Tied in Category Buzz Pick-Up

Posted on by Chief Marketer Staff

AWARD CATEGORY New Media

CAMPAIGN MXT — YouTube Director

Agency Fathom Communications

Client Navistar International

International Trucks unveiled its answer to the Hummer H1 at last year’s Chicago Auto Show: the International MXT, a pick-up truck.

With only 300 of the vehicles to be produced for the year, ownership was touted as exclusive. But advance orders were slow.

The manufacturer had limited marketing resources, with the auto show being the main — well only — focus. Awareness quickly waned.

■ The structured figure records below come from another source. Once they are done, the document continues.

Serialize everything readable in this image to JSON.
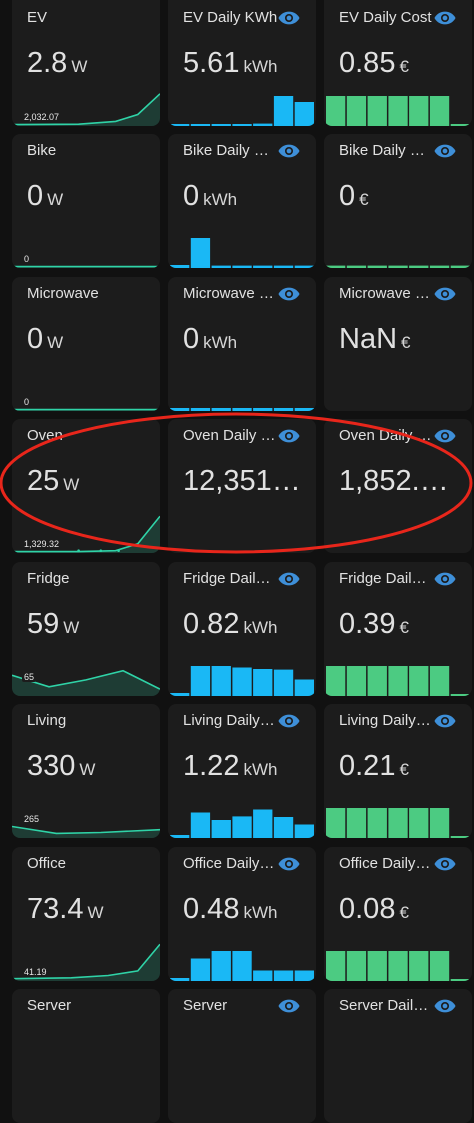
{
  "colors": {
    "background": "#111111",
    "card": "#1c1c1c",
    "energy_bar": "#1ab8f5",
    "cost_bar": "#4ccb82",
    "power_line": "#2fd3a7",
    "eye_icon": "#3e8fd8",
    "annotation": "#e8261b"
  },
  "rows": [
    {
      "power": {
        "title": "EV",
        "value": "2.8",
        "unit": "W",
        "min_label": "2,032.07"
      },
      "energy": {
        "title": "EV Daily KWh",
        "value": "5.61",
        "unit": "kWh",
        "icon": "eye-icon",
        "bars": [
          0,
          0,
          0,
          0,
          0.08,
          1,
          0.8
        ]
      },
      "cost": {
        "title": "EV Daily Cost",
        "value": "0.85",
        "unit": "€",
        "icon": "eye-icon",
        "bars": [
          1,
          1,
          1,
          1,
          1,
          1,
          0.05
        ]
      }
    },
    {
      "power": {
        "title": "Bike",
        "value": "0",
        "unit": "W",
        "min_label": "0"
      },
      "energy": {
        "title": "Bike Daily K…",
        "value": "0",
        "unit": "kWh",
        "icon": "eye-icon",
        "bars": [
          0.1,
          1,
          0.08,
          0.08,
          0.08,
          0.08,
          0.08
        ]
      },
      "cost": {
        "title": "Bike Daily C…",
        "value": "0",
        "unit": "€",
        "icon": "eye-icon",
        "bars": [
          0.08,
          0.08,
          0.08,
          0.08,
          0.08,
          0.08,
          0.08
        ]
      }
    },
    {
      "power": {
        "title": "Microwave",
        "value": "0",
        "unit": "W",
        "min_label": "0"
      },
      "energy": {
        "title": "Microwave …",
        "value": "0",
        "unit": "kWh",
        "icon": "eye-icon",
        "bars": [
          0.1,
          0.1,
          0.1,
          0.1,
          0.1,
          0.1,
          0.1
        ]
      },
      "cost": {
        "title": "Microwave …",
        "value": "NaN",
        "unit": "€",
        "icon": "eye-icon",
        "bars": []
      }
    },
    {
      "power": {
        "title": "Oven",
        "value": "25",
        "unit": "W",
        "min_label": "1,329.32"
      },
      "energy": {
        "title": "Oven Daily …",
        "value": "12,351…",
        "unit": "",
        "icon": "eye-icon",
        "bars": []
      },
      "cost": {
        "title": "Oven Daily …",
        "value": "1,852.…",
        "unit": "",
        "icon": "eye-icon",
        "bars": []
      }
    },
    {
      "power": {
        "title": "Fridge",
        "value": "59",
        "unit": "W",
        "min_label": "65"
      },
      "energy": {
        "title": "Fridge Daily…",
        "value": "0.82",
        "unit": "kWh",
        "icon": "eye-icon",
        "bars": [
          0.1,
          1,
          1,
          0.95,
          0.9,
          0.88,
          0.55
        ]
      },
      "cost": {
        "title": "Fridge Daily…",
        "value": "0.39",
        "unit": "€",
        "icon": "eye-icon",
        "bars": [
          1,
          1,
          1,
          1,
          1,
          1,
          0.05
        ]
      }
    },
    {
      "power": {
        "title": "Living",
        "value": "330",
        "unit": "W",
        "min_label": "265"
      },
      "energy": {
        "title": "Living Daily …",
        "value": "1.22",
        "unit": "kWh",
        "icon": "eye-icon",
        "bars": [
          0.1,
          0.85,
          0.6,
          0.72,
          0.95,
          0.7,
          0.45
        ]
      },
      "cost": {
        "title": "Living Daily …",
        "value": "0.21",
        "unit": "€",
        "icon": "eye-icon",
        "bars": [
          1,
          1,
          1,
          1,
          1,
          1,
          0.05
        ]
      }
    },
    {
      "power": {
        "title": "Office",
        "value": "73.4",
        "unit": "W",
        "min_label": "41.19"
      },
      "energy": {
        "title": "Office Daily …",
        "value": "0.48",
        "unit": "kWh",
        "icon": "eye-icon",
        "bars": [
          0.1,
          0.75,
          1,
          1,
          0.35,
          0.35,
          0.35
        ]
      },
      "cost": {
        "title": "Office Daily …",
        "value": "0.08",
        "unit": "€",
        "icon": "eye-icon",
        "bars": [
          1,
          1,
          1,
          1,
          1,
          1,
          0.05
        ]
      }
    },
    {
      "power": {
        "title": "Server",
        "value": "",
        "unit": "",
        "min_label": ""
      },
      "energy": {
        "title": "Server",
        "value": "",
        "unit": "",
        "icon": "eye-icon",
        "bars": []
      },
      "cost": {
        "title": "Server Daily…",
        "value": "",
        "unit": "",
        "icon": "eye-icon",
        "bars": []
      }
    }
  ]
}
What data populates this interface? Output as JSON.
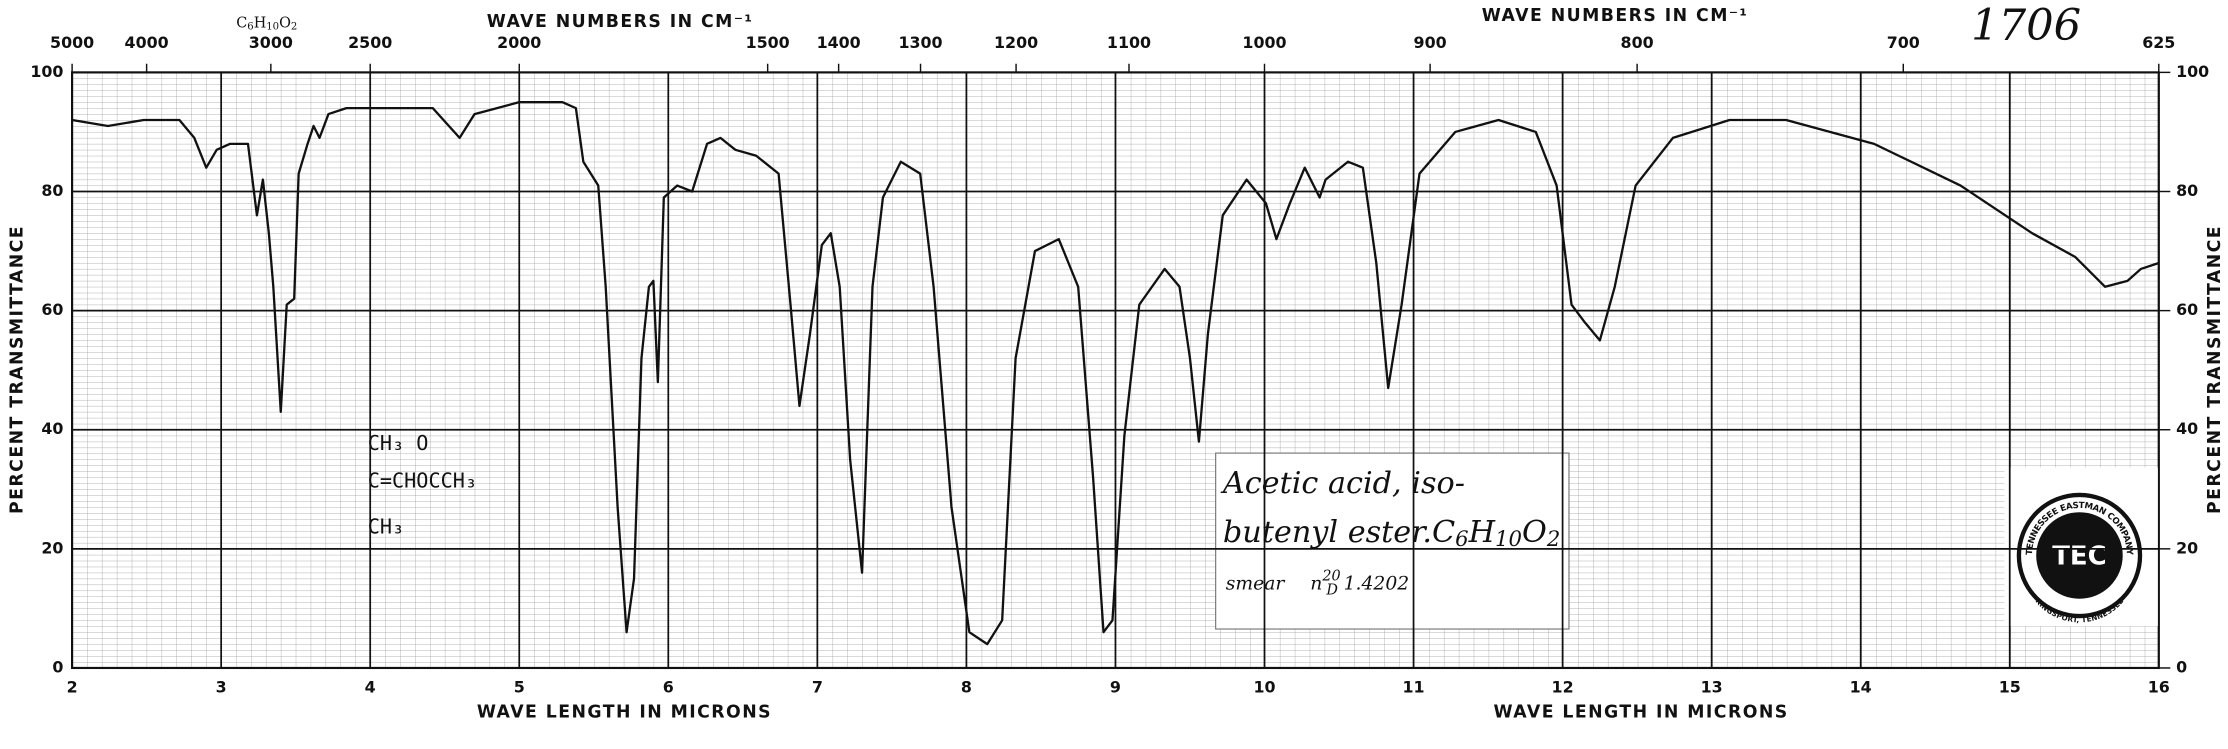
{
  "chart_data": {
    "type": "line",
    "catalog_number": "1706",
    "top_formula": [
      "C",
      "6",
      "H",
      "10",
      "O",
      "2"
    ],
    "top_axis_label": "WAVE NUMBERS IN CM⁻¹",
    "bottom_axis_label": "WAVE LENGTH IN MICRONS",
    "y_axis_label": "PERCENT TRANSMITTANCE",
    "annotation": {
      "line1": "Acetic acid, iso-",
      "line2": "butenyl ester.",
      "formula": [
        "C",
        "6",
        "H",
        "10",
        "O",
        "2"
      ],
      "line3": "smear",
      "index": "n",
      "index_sup": "20",
      "index_sub": "D",
      "index_value": "1.4202"
    },
    "structure": {
      "line1": "CH₃      O",
      "line2": "C=CHOCCH₃",
      "line3": "CH₃"
    },
    "logo": {
      "top": "TENNESSEE EASTMAN COMPANY",
      "bottom": "KINGSPORT, TENNESSEE",
      "center": "TEC"
    },
    "xlim": [
      2,
      16
    ],
    "xticks": [
      2,
      3,
      4,
      5,
      6,
      7,
      8,
      9,
      10,
      11,
      12,
      13,
      14,
      15,
      16
    ],
    "x2ticks": [
      5000,
      4000,
      3000,
      2500,
      2000,
      1500,
      1400,
      1300,
      1200,
      1100,
      1000,
      900,
      800,
      700,
      625
    ],
    "ylim": [
      0,
      100
    ],
    "yticks": [
      0,
      20,
      40,
      60,
      80,
      100
    ],
    "y2lim": [
      0,
      100
    ],
    "y2ticks": [
      0,
      20,
      40,
      60,
      80,
      100
    ],
    "grid": true,
    "series": [
      {
        "color": "#111111",
        "x": [
          2.0,
          2.24,
          2.48,
          2.72,
          2.82,
          2.9,
          2.97,
          3.06,
          3.18,
          3.24,
          3.28,
          3.32,
          3.35,
          3.4,
          3.44,
          3.49,
          3.52,
          3.58,
          3.62,
          3.66,
          3.72,
          3.84,
          4.22,
          4.42,
          4.6,
          4.7,
          5.0,
          5.29,
          5.38,
          5.43,
          5.53,
          5.58,
          5.66,
          5.72,
          5.77,
          5.82,
          5.87,
          5.9,
          5.93,
          5.97,
          6.06,
          6.16,
          6.26,
          6.35,
          6.45,
          6.59,
          6.74,
          6.82,
          6.88,
          6.95,
          7.03,
          7.09,
          7.15,
          7.22,
          7.3,
          7.37,
          7.44,
          7.56,
          7.69,
          7.78,
          7.9,
          8.02,
          8.14,
          8.24,
          8.33,
          8.46,
          8.62,
          8.75,
          8.85,
          8.92,
          8.98,
          9.06,
          9.16,
          9.33,
          9.43,
          9.5,
          9.56,
          9.62,
          9.72,
          9.88,
          10.01,
          10.08,
          10.17,
          10.27,
          10.37,
          10.41,
          10.56,
          10.66,
          10.75,
          10.83,
          10.92,
          11.04,
          11.28,
          11.57,
          11.82,
          11.96,
          12.06,
          12.15,
          12.25,
          12.35,
          12.49,
          12.74,
          13.12,
          13.5,
          14.09,
          14.67,
          15.15,
          15.44,
          15.64,
          15.79,
          15.88,
          16.0
        ],
        "values": [
          92,
          91,
          92,
          92,
          89,
          84,
          87,
          88,
          88,
          76,
          82,
          73,
          64,
          43,
          61,
          62,
          83,
          88,
          91,
          89,
          93,
          94,
          94,
          94,
          89,
          93,
          95,
          95,
          94,
          85,
          81,
          64,
          27,
          6,
          15,
          52,
          64,
          65,
          48,
          79,
          81,
          80,
          88,
          89,
          87,
          86,
          83,
          61,
          44,
          56,
          71,
          73,
          64,
          35,
          16,
          64,
          79,
          85,
          83,
          64,
          27,
          6,
          4,
          8,
          52,
          70,
          72,
          64,
          32,
          6,
          8,
          39,
          61,
          67,
          64,
          52,
          38,
          56,
          76,
          82,
          78,
          72,
          78,
          84,
          79,
          82,
          85,
          84,
          68,
          47,
          61,
          83,
          90,
          92,
          90,
          81,
          61,
          58,
          55,
          64,
          81,
          89,
          92,
          92,
          88,
          81,
          73,
          69,
          64,
          65,
          67,
          68
        ]
      }
    ]
  }
}
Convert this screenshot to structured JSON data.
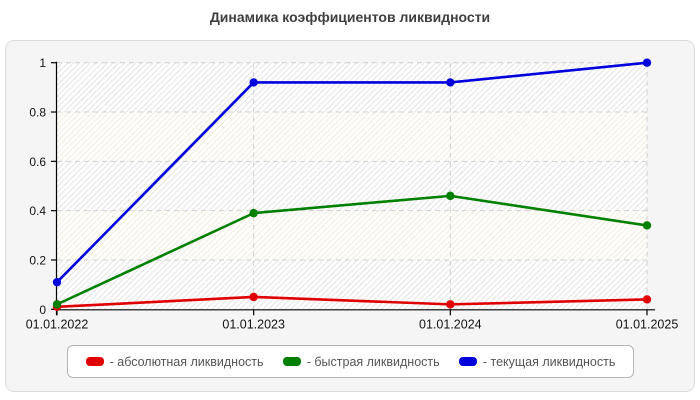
{
  "title": "Динамика коэффициентов ликвидности",
  "chart_data": {
    "type": "line",
    "title": "Динамика коэффициентов ликвидности",
    "categories": [
      "01.01.2022",
      "01.01.2023",
      "01.01.2024",
      "01.01.2025"
    ],
    "series": [
      {
        "name": "абсолютная ликвидность",
        "color": "#e00000",
        "values": [
          0.01,
          0.05,
          0.02,
          0.04
        ]
      },
      {
        "name": "быстрая ликвидность",
        "color": "#008000",
        "values": [
          0.02,
          0.39,
          0.46,
          0.34
        ]
      },
      {
        "name": "текущая ликвидность",
        "color": "#0000dd",
        "values": [
          0.11,
          0.92,
          0.92,
          1.0
        ]
      }
    ],
    "xlabel": "",
    "ylabel": "",
    "ylim": [
      0,
      1
    ],
    "yticks": [
      0,
      0.2,
      0.4,
      0.6,
      0.8,
      1
    ],
    "ytick_labels": [
      "0",
      "0.2",
      "0.4",
      "0.6",
      "0.8",
      "1"
    ],
    "grid": true,
    "grid_style": "dashed",
    "legend_position": "bottom"
  },
  "legend": {
    "items": [
      {
        "label": "- абсолютная ликвидность",
        "color": "#e00000"
      },
      {
        "label": "- быстрая ликвидность",
        "color": "#008000"
      },
      {
        "label": "- текущая ликвидность",
        "color": "#0000dd"
      }
    ]
  },
  "colors": {
    "panel_bg": "#f5f5f5",
    "hatch_gray": "#e3e3e3",
    "hatch_cream": "#f0ecd9",
    "gridline": "#d0d0d0",
    "axis": "#000000"
  }
}
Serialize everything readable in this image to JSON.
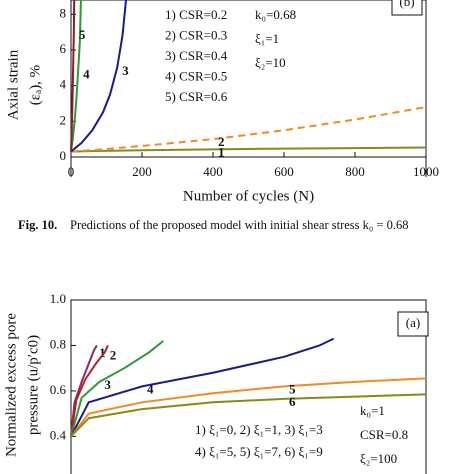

International Trucks subsequently engaged Fathom Communications to come up with a campaign that would transform the MXT into a high profile vehicle. But the budget was still relatively minimal: $12,000, forcing YouTube to become the driving force in meeting the dual objectives of increasing brand engagement and driving traffic to the MXT Web site.

“It necessitated taking a little bit different take on things,” says Jeff Summers, Fathom management supervisor. “This was an opportunity to leverage the mass appeal of YouTube to do that.”

Fathom encouraged submitters to create content that conveyed the MXT’s benefits in humorous vignettes without delivering specific marketing messages. Fathom selected two known YouTube “directors,” a designated category bordering on professional. The status allows, for example, submissions of long-form programs as opposed to merely amateur shorts.

In any case, the two resulting videos cost a combined $12,000 (i.e., the total budget), which was turned over to the directors to write, direct, edit and post.

“This was the first foray for Navistar (International Trucks’ parent company) into user-generated content. It was a challenge to get them to buy into this idea,” Summers recalls. “But it seemed the perfect way to get new eyeballs to check out this product.”

For the duration of the three-month campaign, videos were planted in the Featured Video spaces on YouTube and other social networking sites, including MySpace. The results surpassed Fathom’s expectations: the spots drew 195,343 total views, compared to a projected 50,000. “People weren’t turning off because it was a marketing message,” Summers says. “They were engaged, because it wasn’t over-the-top as a marketing message.”

Vanity URLs were set up for each of the videos to redirect Web surfers to the MXT site, where registrations of prospective buyers were collected. The video views sparked 1,323 visits to the MXT Web site and ultimately generated 35 sales leads.

And the campaign made YouTube believers of Navistar and Fathom. “It was good to see that we could deliver results, so we can consider campaigns like this in the future,” says Summers.
Richard Tedesco

IDEA TO STEAL
YOUTUBE WORKS

Be inventive with limited marketing budgets. Consider YouTube and similar user-generated sites to plant brand seeds with subtle, inexpensive marketing messages. The cost in this case was concentrated in the creative content rather than a potentially pricey media buy that might have minimized the campaign’s reach.